Other TPC-DS benchmarking writeup have provided their own categorizations, e.g. Snowflake's TPC-DS results writeup presents the following figure:

Figure 7. TPC-DS query categorization

and the GigaOm report referenced here identifies a couple of query categories of interest:

long-running: 14a, 80
frequently run: 6, 29, 30, 39a, 44, 47, 93, 94

If we look at cross-tabs (contingency tables) for these two categorizations, and examine the statistics of each category, we see:

Table 3. Average execution time cross-tab for Snowflake categorization (category X platform)

category	N queries	SQL DW	Redshift	Snowflake	BigQuery
interactive	4	4.9	7.2	20.6	26.9
reporting	4	7.0	8.8	28.6	41.5
analytic	2	50.0	30.6	63.5	117.1
complex	4	65.5	220.3	181.2	1664.0

Table 4. Average execution time cross-tab for GigaOm categorization (category X platform)
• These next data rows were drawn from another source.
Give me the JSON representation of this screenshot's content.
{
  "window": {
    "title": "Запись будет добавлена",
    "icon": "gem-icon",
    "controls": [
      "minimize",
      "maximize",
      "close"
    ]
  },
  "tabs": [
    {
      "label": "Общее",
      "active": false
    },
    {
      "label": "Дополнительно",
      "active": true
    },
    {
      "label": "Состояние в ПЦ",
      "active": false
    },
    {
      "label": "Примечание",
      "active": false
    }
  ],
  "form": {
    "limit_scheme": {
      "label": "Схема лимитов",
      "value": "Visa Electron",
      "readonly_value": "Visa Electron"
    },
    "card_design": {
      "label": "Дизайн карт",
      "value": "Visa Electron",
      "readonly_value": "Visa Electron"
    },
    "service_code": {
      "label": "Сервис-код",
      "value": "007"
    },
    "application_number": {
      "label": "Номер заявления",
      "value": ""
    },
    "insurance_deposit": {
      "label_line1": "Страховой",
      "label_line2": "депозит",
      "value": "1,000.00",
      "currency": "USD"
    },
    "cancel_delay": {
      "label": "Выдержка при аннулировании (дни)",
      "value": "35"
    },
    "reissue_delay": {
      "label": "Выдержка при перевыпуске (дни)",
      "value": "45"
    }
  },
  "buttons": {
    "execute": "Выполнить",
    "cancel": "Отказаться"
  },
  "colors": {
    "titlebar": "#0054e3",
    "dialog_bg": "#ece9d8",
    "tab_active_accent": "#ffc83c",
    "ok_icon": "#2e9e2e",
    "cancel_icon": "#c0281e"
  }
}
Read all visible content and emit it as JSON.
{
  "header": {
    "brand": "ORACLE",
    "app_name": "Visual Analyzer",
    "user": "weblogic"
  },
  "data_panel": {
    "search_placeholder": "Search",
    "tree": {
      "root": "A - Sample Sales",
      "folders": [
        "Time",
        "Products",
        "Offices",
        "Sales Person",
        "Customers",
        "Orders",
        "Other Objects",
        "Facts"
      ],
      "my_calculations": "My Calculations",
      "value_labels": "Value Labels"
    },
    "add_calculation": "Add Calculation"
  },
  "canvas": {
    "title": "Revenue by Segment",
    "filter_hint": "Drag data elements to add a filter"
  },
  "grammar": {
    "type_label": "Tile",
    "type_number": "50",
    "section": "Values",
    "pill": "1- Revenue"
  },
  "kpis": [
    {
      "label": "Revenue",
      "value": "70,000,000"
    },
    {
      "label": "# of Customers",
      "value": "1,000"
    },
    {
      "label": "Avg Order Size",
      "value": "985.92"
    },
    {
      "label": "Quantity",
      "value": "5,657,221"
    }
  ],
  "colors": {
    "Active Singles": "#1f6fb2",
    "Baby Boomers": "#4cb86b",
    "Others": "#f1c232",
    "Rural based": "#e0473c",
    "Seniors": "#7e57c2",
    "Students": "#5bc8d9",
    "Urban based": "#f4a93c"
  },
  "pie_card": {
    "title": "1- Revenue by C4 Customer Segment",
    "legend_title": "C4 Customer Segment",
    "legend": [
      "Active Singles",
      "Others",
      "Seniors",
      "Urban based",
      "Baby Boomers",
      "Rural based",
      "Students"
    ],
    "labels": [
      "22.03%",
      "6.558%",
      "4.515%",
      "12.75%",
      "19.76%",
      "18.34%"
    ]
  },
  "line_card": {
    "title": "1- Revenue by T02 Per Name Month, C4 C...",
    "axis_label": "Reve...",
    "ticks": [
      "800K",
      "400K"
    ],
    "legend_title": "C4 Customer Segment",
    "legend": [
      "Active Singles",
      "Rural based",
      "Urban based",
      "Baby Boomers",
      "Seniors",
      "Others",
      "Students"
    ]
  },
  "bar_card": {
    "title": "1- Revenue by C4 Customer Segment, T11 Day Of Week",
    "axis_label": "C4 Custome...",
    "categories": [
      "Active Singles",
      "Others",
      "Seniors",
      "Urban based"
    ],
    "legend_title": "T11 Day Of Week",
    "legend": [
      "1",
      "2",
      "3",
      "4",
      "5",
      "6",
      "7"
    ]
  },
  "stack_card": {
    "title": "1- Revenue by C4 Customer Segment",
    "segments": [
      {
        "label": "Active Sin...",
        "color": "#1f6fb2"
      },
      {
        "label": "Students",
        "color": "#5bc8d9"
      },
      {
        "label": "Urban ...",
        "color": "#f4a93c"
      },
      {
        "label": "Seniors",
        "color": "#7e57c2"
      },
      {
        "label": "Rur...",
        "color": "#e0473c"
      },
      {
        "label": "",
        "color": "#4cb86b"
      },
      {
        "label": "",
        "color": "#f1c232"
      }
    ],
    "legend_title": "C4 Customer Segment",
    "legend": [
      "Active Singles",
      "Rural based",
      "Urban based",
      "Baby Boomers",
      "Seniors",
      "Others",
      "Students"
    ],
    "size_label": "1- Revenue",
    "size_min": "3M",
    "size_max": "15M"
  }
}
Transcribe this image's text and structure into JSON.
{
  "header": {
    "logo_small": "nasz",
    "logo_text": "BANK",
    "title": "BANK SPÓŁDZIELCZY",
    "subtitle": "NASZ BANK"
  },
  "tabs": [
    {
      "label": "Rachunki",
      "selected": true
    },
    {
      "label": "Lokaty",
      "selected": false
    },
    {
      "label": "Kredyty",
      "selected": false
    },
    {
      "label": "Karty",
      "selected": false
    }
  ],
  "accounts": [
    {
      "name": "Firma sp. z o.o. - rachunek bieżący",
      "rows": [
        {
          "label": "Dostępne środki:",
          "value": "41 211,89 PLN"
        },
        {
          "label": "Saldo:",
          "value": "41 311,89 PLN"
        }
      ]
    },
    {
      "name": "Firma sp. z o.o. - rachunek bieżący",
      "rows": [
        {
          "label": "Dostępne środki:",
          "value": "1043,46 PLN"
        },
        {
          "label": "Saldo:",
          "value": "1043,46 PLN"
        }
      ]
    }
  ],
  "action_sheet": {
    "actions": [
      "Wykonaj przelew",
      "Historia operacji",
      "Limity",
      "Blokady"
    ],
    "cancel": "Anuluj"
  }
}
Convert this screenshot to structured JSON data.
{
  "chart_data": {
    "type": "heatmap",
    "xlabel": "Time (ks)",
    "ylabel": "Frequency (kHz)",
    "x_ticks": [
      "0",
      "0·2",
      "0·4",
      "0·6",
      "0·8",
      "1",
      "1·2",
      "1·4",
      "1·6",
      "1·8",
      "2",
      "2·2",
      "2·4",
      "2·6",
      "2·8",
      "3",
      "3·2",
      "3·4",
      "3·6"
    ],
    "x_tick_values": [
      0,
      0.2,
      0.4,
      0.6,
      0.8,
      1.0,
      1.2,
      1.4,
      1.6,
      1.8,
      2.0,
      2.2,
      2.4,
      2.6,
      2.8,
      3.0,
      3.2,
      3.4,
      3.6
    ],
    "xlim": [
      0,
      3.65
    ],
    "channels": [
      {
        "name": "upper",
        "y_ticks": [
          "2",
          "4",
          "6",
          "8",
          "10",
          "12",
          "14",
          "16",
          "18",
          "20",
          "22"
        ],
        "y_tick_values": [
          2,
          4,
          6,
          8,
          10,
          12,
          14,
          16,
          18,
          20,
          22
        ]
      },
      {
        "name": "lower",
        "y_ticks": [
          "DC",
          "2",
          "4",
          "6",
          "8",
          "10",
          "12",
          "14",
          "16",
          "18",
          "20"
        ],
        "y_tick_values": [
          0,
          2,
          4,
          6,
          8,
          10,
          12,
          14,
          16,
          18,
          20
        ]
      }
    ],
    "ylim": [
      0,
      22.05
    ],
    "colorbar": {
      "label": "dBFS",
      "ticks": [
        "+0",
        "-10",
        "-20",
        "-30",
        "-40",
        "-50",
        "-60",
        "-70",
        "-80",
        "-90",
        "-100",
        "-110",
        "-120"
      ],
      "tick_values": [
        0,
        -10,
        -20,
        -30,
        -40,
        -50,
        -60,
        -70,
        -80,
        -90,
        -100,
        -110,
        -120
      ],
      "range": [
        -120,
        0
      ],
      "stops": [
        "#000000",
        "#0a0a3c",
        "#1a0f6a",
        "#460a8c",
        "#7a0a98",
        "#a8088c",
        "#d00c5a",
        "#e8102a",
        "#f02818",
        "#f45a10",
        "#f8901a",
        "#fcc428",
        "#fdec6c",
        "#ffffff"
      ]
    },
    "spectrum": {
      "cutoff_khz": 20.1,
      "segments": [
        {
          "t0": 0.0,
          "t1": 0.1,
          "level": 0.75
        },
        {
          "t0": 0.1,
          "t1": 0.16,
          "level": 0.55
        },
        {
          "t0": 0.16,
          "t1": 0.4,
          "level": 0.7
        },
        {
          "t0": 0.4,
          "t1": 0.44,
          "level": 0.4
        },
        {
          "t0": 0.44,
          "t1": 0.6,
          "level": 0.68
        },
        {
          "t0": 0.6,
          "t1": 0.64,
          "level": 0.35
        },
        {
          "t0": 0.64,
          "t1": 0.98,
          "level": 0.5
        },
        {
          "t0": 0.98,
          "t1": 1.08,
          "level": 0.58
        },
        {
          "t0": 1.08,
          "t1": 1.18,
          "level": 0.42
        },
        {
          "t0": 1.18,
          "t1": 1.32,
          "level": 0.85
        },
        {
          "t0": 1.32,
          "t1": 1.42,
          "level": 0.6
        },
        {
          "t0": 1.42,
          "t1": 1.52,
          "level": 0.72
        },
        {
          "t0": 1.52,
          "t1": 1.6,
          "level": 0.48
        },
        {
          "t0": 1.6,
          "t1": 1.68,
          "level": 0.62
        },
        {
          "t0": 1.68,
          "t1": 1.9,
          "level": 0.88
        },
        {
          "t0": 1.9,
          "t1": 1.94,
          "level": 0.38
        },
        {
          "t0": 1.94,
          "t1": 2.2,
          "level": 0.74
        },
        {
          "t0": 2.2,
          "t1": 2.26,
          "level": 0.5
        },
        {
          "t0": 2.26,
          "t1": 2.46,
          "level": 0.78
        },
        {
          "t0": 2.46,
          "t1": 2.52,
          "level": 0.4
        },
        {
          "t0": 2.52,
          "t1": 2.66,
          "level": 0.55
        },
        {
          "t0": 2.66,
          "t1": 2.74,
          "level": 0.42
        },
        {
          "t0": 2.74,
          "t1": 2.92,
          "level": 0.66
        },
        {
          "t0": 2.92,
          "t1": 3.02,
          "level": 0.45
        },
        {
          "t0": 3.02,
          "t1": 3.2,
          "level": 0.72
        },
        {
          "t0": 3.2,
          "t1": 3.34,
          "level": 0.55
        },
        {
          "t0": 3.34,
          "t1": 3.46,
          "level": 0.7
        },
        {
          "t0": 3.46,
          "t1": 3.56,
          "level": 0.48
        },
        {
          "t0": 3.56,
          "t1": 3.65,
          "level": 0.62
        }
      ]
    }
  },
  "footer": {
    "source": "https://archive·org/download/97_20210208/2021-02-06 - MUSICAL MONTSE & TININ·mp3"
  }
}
(Note: we use both subqueries for 14 and 39; the original paper included the first subquery only for each of these).

category	N queries	SQL DW	Redshift	Snowflake	BigQuery
frequent	8	18.5	31.4	32.8	259.0
long-running	2	62.9	447.5	240.6	2440.2

This provides similar insights as previously for this limited test set. But again, in a more extensive benchmarking effort using, e.g. thousands of queries across different user groups hitting different schema or portions of the schema, there are likely to be additional insights from such treatments. It is important, however, to remember there is no "one" way to do this, as categories are effectively in the eye of the beholder.

Use of Additional Metrics and Statistics/ML

The categorization cross-tabs above are one example of common statistics-based approaches to further understanding. Cross-tabs are useful with categorical attributes.

Additional insights may be available using continuous variable attributes, including those generally available in most DW deployments. These include metrics like CPU utilization, IO (bytes read, written), network utilization, caching metrics, and possibly additional metrics available in the various query plan stages. These can be useful for generating 2D and 3D scatter plots, with additional "dimensions" mapped to glyph type and size. Still further analysis can be done using some of these metrics for regression analysis or other statistical learning techniques, or machine learning (ML) algorithms. We'll explore some of these in a future article or series where we have access to this level of system statistics.

Additional Uses of A/B Testing

There are numerous uses of the above techniques in a range of A/B testing scenarios. The approach can be used to compare, e.g.:

the impact of different schema directives (distribution, replication, sort/order, ...) on whole workload throughput or response time profiles;
product version comparison (i.e. product regression testing), comparing successive generations of a product and its effect on whole workload throughput and response time;
more detailed engineering design and implementation priorities and effects, including the impact of query optimizer changes or use of "hints", the use of higher fidelity statistics (more expensive to create/maintain), or effective use of bloom filters;
the impact of architectural platform changes, including architectural changes (e.g., Redshift RA3 / shared storage and AQUA), and use of networked storage IO accelerators and asynchronous "backend" data characterization and manipulation activities (background garbage collection, vacuuming, etc.)

And as we'll see in the next two installments of the series, they can be used to gain valuable insights into more complex "whole workload" scenarios -- including different query mixes, concurrency scaling, impact of background operations like LOADs and ELT, impact of system background operations (GC, vacuum, stats updates, ...), and even the effectiveness of horizontal scaling (e.g. with load balancing) across multiple warehouse instances.